Gravitational waves were predicted by Einstein a century ago, but at first many scientists rejected their existence, and then for a long time it was believed that they could not be detected in principle. But by the 1950s, science, studying the behavior of neutron stars and black holes, came to the conclusion that such waves must exist. The rapid movement of massive objects, for example, a system of rotating neutron stars, should propagate such waves. These waves should bend space a little - and, by measuring this curvature, they can theoretically be detected.
The LIGO detector is located in the US state of Louisiana. It is a construction of two perpendicular tunnels through which laser radiation propagates. The laser beam is split by a divider into two perpendicular beams, each of which then falls into its own tunnel and is repeatedly reflected from the mirrors installed there. Part of the radiation goes back to the divider. If the length of both shoulders remains constant, then the returning waves go back to the laser. But if their length suddenly becomes different due to the influence of the gravitational wave, then the waves interfere in such a way that they get into the photodetector.
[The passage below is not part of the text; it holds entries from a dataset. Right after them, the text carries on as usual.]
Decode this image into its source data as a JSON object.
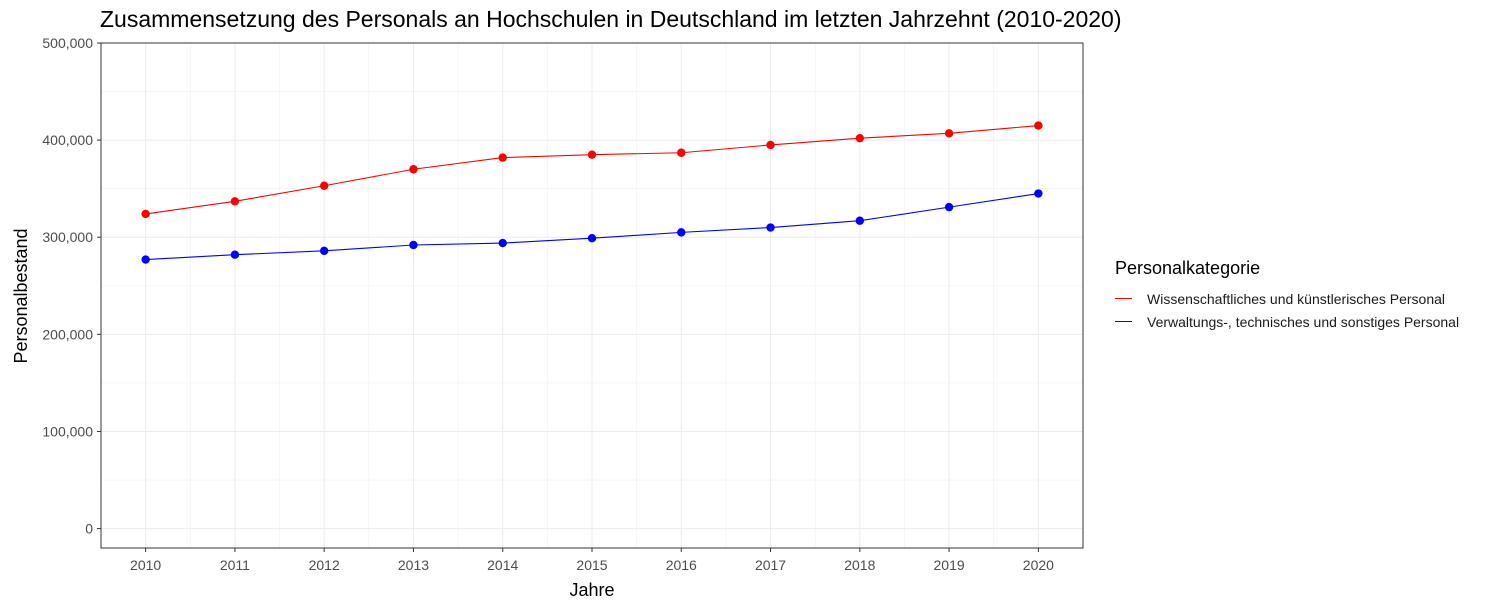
{
  "chart_data": {
    "type": "line",
    "title": "Zusammensetzung des Personals an Hochschulen in Deutschland im letzten Jahrzehnt (2010-2020)",
    "xlabel": "Jahre",
    "ylabel": "Personalbestand",
    "x": [
      2010,
      2011,
      2012,
      2013,
      2014,
      2015,
      2016,
      2017,
      2018,
      2019,
      2020
    ],
    "xlim": [
      2009.5,
      2020.5
    ],
    "ylim": [
      -20000,
      500000
    ],
    "yticks": [
      0,
      100000,
      200000,
      300000,
      400000,
      500000
    ],
    "ytick_labels": [
      "0",
      "100,000",
      "200,000",
      "300,000",
      "400,000",
      "500,000"
    ],
    "grid": true,
    "legend_title": "Personalkategorie",
    "legend_position": "right",
    "series": [
      {
        "name": "Wissenschaftliches und künstlerisches Personal",
        "color": "#ff0000",
        "values": [
          324000,
          337000,
          353000,
          370000,
          382000,
          385000,
          387000,
          395000,
          402000,
          407000,
          415000
        ]
      },
      {
        "name": "Verwaltungs-, technisches und sonstiges Personal",
        "color": "#0000ff",
        "values": [
          277000,
          282000,
          286000,
          292000,
          294000,
          299000,
          305000,
          310000,
          317000,
          331000,
          345000
        ]
      }
    ]
  }
}
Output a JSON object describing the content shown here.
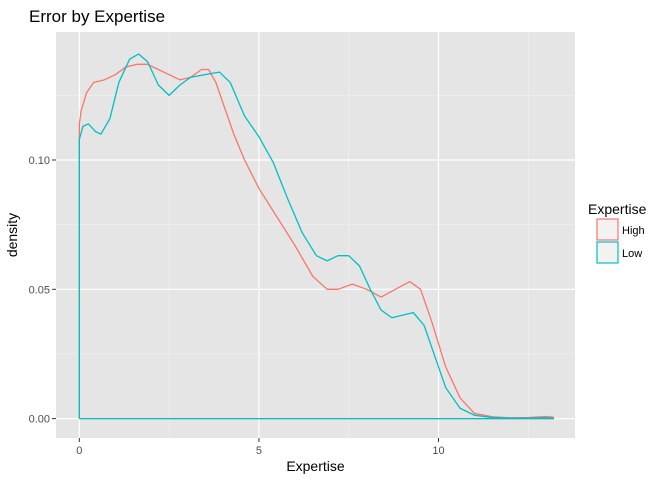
{
  "chart_data": {
    "type": "line",
    "title": "Error by Expertise",
    "xlabel": "Expertise",
    "ylabel": "density",
    "xlim": [
      -0.65,
      13.8
    ],
    "ylim": [
      -0.0075,
      0.1495
    ],
    "x_ticks": [
      0,
      5,
      10
    ],
    "x_tick_labels": [
      "0",
      "5",
      "10"
    ],
    "x_minor_ticks": [
      2.5,
      7.5,
      12.5
    ],
    "y_ticks": [
      0.0,
      0.05,
      0.1
    ],
    "y_tick_labels": [
      "0.00",
      "0.05",
      "0.10"
    ],
    "y_minor_ticks": [
      0.025,
      0.075,
      0.125
    ],
    "grid": true,
    "background": "#e5e5e5",
    "legend": {
      "title": "Expertise",
      "position": "right",
      "entries": [
        {
          "label": "High",
          "color": "#f8766d"
        },
        {
          "label": "Low",
          "color": "#00bfc4"
        }
      ]
    },
    "series": [
      {
        "name": "High",
        "color": "#f8766d",
        "points": [
          [
            0,
            0
          ],
          [
            0,
            0.114
          ],
          [
            0.05,
            0.119
          ],
          [
            0.2,
            0.126
          ],
          [
            0.4,
            0.13
          ],
          [
            0.7,
            0.131
          ],
          [
            1.0,
            0.133
          ],
          [
            1.3,
            0.136
          ],
          [
            1.6,
            0.137
          ],
          [
            1.9,
            0.137
          ],
          [
            2.2,
            0.135
          ],
          [
            2.5,
            0.133
          ],
          [
            2.8,
            0.131
          ],
          [
            3.1,
            0.132
          ],
          [
            3.4,
            0.135
          ],
          [
            3.6,
            0.135
          ],
          [
            3.8,
            0.13
          ],
          [
            4.0,
            0.122
          ],
          [
            4.3,
            0.11
          ],
          [
            4.6,
            0.1
          ],
          [
            5.0,
            0.089
          ],
          [
            5.5,
            0.078
          ],
          [
            6.0,
            0.067
          ],
          [
            6.5,
            0.055
          ],
          [
            6.9,
            0.05
          ],
          [
            7.2,
            0.05
          ],
          [
            7.6,
            0.052
          ],
          [
            8.0,
            0.05
          ],
          [
            8.4,
            0.047
          ],
          [
            8.8,
            0.05
          ],
          [
            9.2,
            0.053
          ],
          [
            9.5,
            0.05
          ],
          [
            9.8,
            0.038
          ],
          [
            10.2,
            0.02
          ],
          [
            10.6,
            0.008
          ],
          [
            11.0,
            0.002
          ],
          [
            11.5,
            0.0007
          ],
          [
            12.0,
            0.0003
          ],
          [
            12.5,
            0.0004
          ],
          [
            13.0,
            0.0008
          ],
          [
            13.2,
            0.0005
          ],
          [
            13.2,
            0
          ],
          [
            0,
            0
          ]
        ]
      },
      {
        "name": "Low",
        "color": "#00bfc4",
        "points": [
          [
            0,
            0
          ],
          [
            0,
            0.108
          ],
          [
            0.1,
            0.113
          ],
          [
            0.25,
            0.114
          ],
          [
            0.45,
            0.111
          ],
          [
            0.6,
            0.11
          ],
          [
            0.85,
            0.116
          ],
          [
            1.1,
            0.13
          ],
          [
            1.4,
            0.139
          ],
          [
            1.65,
            0.141
          ],
          [
            1.9,
            0.138
          ],
          [
            2.2,
            0.129
          ],
          [
            2.5,
            0.125
          ],
          [
            2.8,
            0.129
          ],
          [
            3.1,
            0.132
          ],
          [
            3.5,
            0.133
          ],
          [
            3.9,
            0.134
          ],
          [
            4.2,
            0.13
          ],
          [
            4.6,
            0.117
          ],
          [
            5.0,
            0.109
          ],
          [
            5.4,
            0.099
          ],
          [
            5.8,
            0.085
          ],
          [
            6.2,
            0.072
          ],
          [
            6.6,
            0.063
          ],
          [
            6.9,
            0.061
          ],
          [
            7.2,
            0.063
          ],
          [
            7.5,
            0.063
          ],
          [
            7.8,
            0.059
          ],
          [
            8.1,
            0.05
          ],
          [
            8.4,
            0.042
          ],
          [
            8.7,
            0.039
          ],
          [
            9.0,
            0.04
          ],
          [
            9.3,
            0.041
          ],
          [
            9.6,
            0.036
          ],
          [
            9.9,
            0.024
          ],
          [
            10.2,
            0.012
          ],
          [
            10.6,
            0.004
          ],
          [
            11.0,
            0.0013
          ],
          [
            11.5,
            0.0004
          ],
          [
            12.0,
            0.0002
          ],
          [
            12.5,
            0.0002
          ],
          [
            13.0,
            0.0003
          ],
          [
            13.2,
            0.0002
          ],
          [
            13.2,
            0
          ],
          [
            0,
            0
          ]
        ]
      }
    ]
  }
}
And then - champagne and Nobel.
First time use an optical interferometer ( Michelson interferometer) as a detector of gravitational waves was proposed by Soviet scientists M.E. Herzenstein and V.I. Pustovoit in 1962 . Then, American professor Rainer Weiss proposed increasing the effective length of the arms of the interferometer due to multiple reflections of the optical beam from the mirrors located in each arm. That is, having run a shoulder 3 km back and forth a hundred times, the beam will make a run of 300 km. As a result, the Weiss-proposed detector is able to measure the change in length of one of the shoulders by 10 -18 m.
Armed with this idea, in 1990, Kip Thorne and Ronald Drever from Caltech and Rainer Weiss from MIT convinced the National Science Foundationin need of financing the project. The construction of LIGO began in 1994, and the first measurements started in 2002.
Many difficulties had to be overcome to ensure the operation of the highly sensitive device. To exclude the vibrations that even the laser beam itself induces, the mirrors had to be made massive (more than 20 kg). To eliminate low-frequency vibrations - from seismic and tidal activity to the influence of trains on nearby railways, the entire system is suspended on a complex structure that dampens vibrations.
The measurements lasted 8 years, but no gravitational waves were recorded, despite the fact that during the period of operation the sensitivity of the complex was doubled by some improvements. Then the complex was closed for a large-scale update, which they plan to complete this year.
The main candidate for the emission of gravitational waves remains binary systems of neutron stars. The first LIGO could detect the emission of stars about 50 million light-years from Earth. The new design will increase sensitivity by 10 times compared to the previous one, and therefore the amount of space that is available to him has increased by 1000 times. According to scientists, the number of systems existing in such a volume should provide about 10 wave detections per year.
Comparison of the first and second versions
There is also a more ambitious project to detect gravitational waves - LISA (Laser Interferometer Space Antenna). According to the plan, this interferometer will be composed of three spacecraft launched at different points in the solar system. They form a triangle with sides of millions of kilometers, which will become the most sensitive detector of humanity. But while this project is in the design stage, and it will be able to be implemented no earlier than 2034. An intermediate project that will demonstrate the system’s operability is called LISA Pathfinder - its launch is scheduled for September 2015.